L’IGE peut, dans ce processus, apporter son concours aux investigations et contribuer à la clarification des éléments techniques contenus dans les dossiers.

Plus de 770 recommandations

Le rapport fait également état de plus de 770 recommandations. Selon l’expert, environ 348 ont commencé à être mises en œuvre, tandis qu’un peu plus de 200, autour de 220, auraient été entièrement exécutées.

Pour Moulaye Gowad Moulay, cette évolution constitue un changement important dans la culture du contrôle public. Il rappelle que les recommandations des inspections étaient souvent considérées comme « lettre morte », faute de mécanisme permettant d’en assurer le suivi et d’évaluer leur application.
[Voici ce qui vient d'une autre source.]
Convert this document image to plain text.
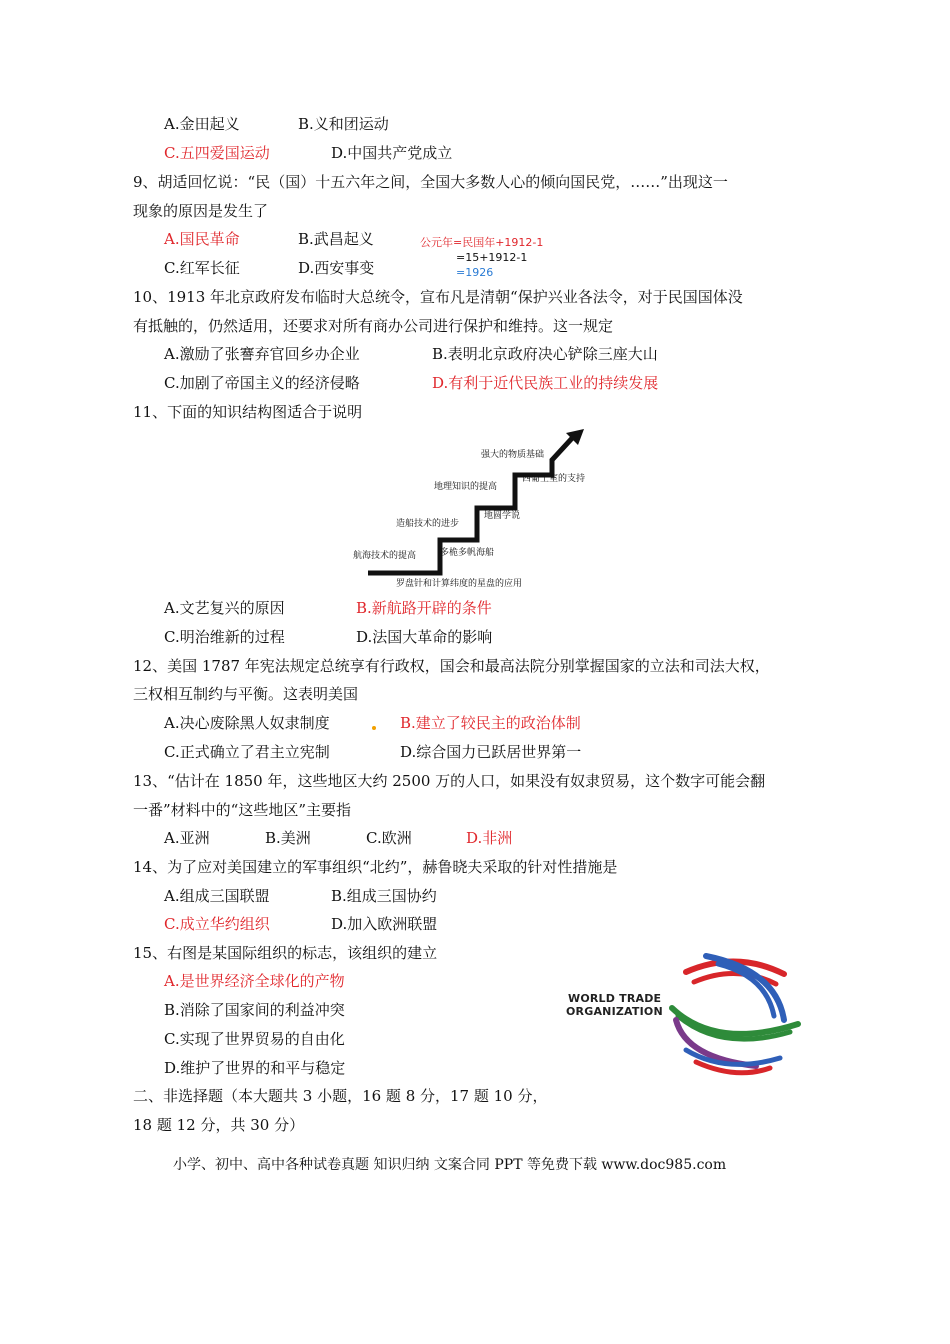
A.金田起义	B.义和团运动
C.五四爱国运动	D.中国共产党成立
9、胡适回忆说：“民（国）十五六年之间，全国大多数人心的倾向国民党，……”出现这一
现象的原因是发生了
A.国民革命	B.武昌起义
C.红军长征	D.西安事变
公元年=民国年+1912-1
=15+1912-1
=1926
10、1913 年北京政府发布临时大总统令，宣布凡是清朝“保护兴业各法令，对于民国国体没
有抵触的，仍然适用，还要求对所有商办公司进行保护和维持。这一规定
A.激励了张謇弃官回乡办企业	B.表明北京政府决心铲除三座大山
C.加剧了帝国主义的经济侵略	D.有利于近代民族工业的持续发展
11、下面的知识结构图适合于说明
罗盘针和计算纬度的星盘的应用
航海技术的提高	多桅多帆海船
造船技术的进步
地圆学说
地理知识的提高
西葡王室的支持
强大的物质基础
A.文艺复兴的原因	B.新航路开辟的条件
C.明治维新的过程	D.法国大革命的影响
12、美国 1787 年宪法规定总统享有行政权，国会和最高法院分别掌握国家的立法和司法大权，
三权相互制约与平衡。这表明美国
A.决心废除黑人奴隶制度	B.建立了较民主的政治体制
C.正式确立了君主立宪制	D.综合国力已跃居世界第一
13、“估计在 1850 年，这些地区大约 2500 万的人口，如果没有奴隶贸易，这个数字可能会翻
一番”材料中的“这些地区”主要指
A.亚洲	B.美洲	C.欧洲	D.非洲
14、为了应对美国建立的军事组织“北约”，赫鲁晓夫采取的针对性措施是
A.组成三国联盟	B.组成三国协约
C.成立华约组织	D.加入欧洲联盟
15、右图是某国际组织的标志，该组织的建立
A.是世界经济全球化的产物
B.消除了国家间的利益冲突
C.实现了世界贸易的自由化
D.维护了世界的和平与稳定
WORLD TRADE
ORGANIZATION
二、非选择题（本大题共 3 小题，16 题 8 分，17 题 10 分，
18 题 12 分，共 30 分）
小学、初中、高中各种试卷真题 知识归纳 文案合同 PPT 等免费下载 www.doc985.com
La mise en place d’un dispositif de suivi représente donc, selon lui, un progrès majeur : l’objectif du contrôle ne doit plus se limiter à identifier les dysfonctionnements, mais également à vérifier que les corrections demandées sont effectivement appliquées.

Un rapport jugé globalement satisfaisant

Dans son appréciation générale, l’expert-comptable considère le rapport comme largement satisfaisant. Il estime que 80 à 90 % des éléments attendus d’un rapport annuel d’une institution de contrôle y figurent.

Il aurait toutefois préféré que les données de 2024 et 2025 soient présentées séparément, afin de permettre une comparaison plus précise des résultats et de mesurer les progrès réalisés d’une année à l’autre.

Il aurait également souhaité davantage de précisions sur les méthodes et les moyens utilisés pour parvenir aux conclusions présentées.

Malgré ces réserves, Moulaye Gowad Moulay considère la publication du rapport comme une avancée importante. À ses yeux, le véritable enjeu est désormais de faire évoluer le contrôle public d’une simple fonction de constat vers un mécanisme permanent de prévention, de suivi et de correction, capable de mesurer concrètement l’impact des recommandations sur la gestion des services publics et la protection des deniers de l’État.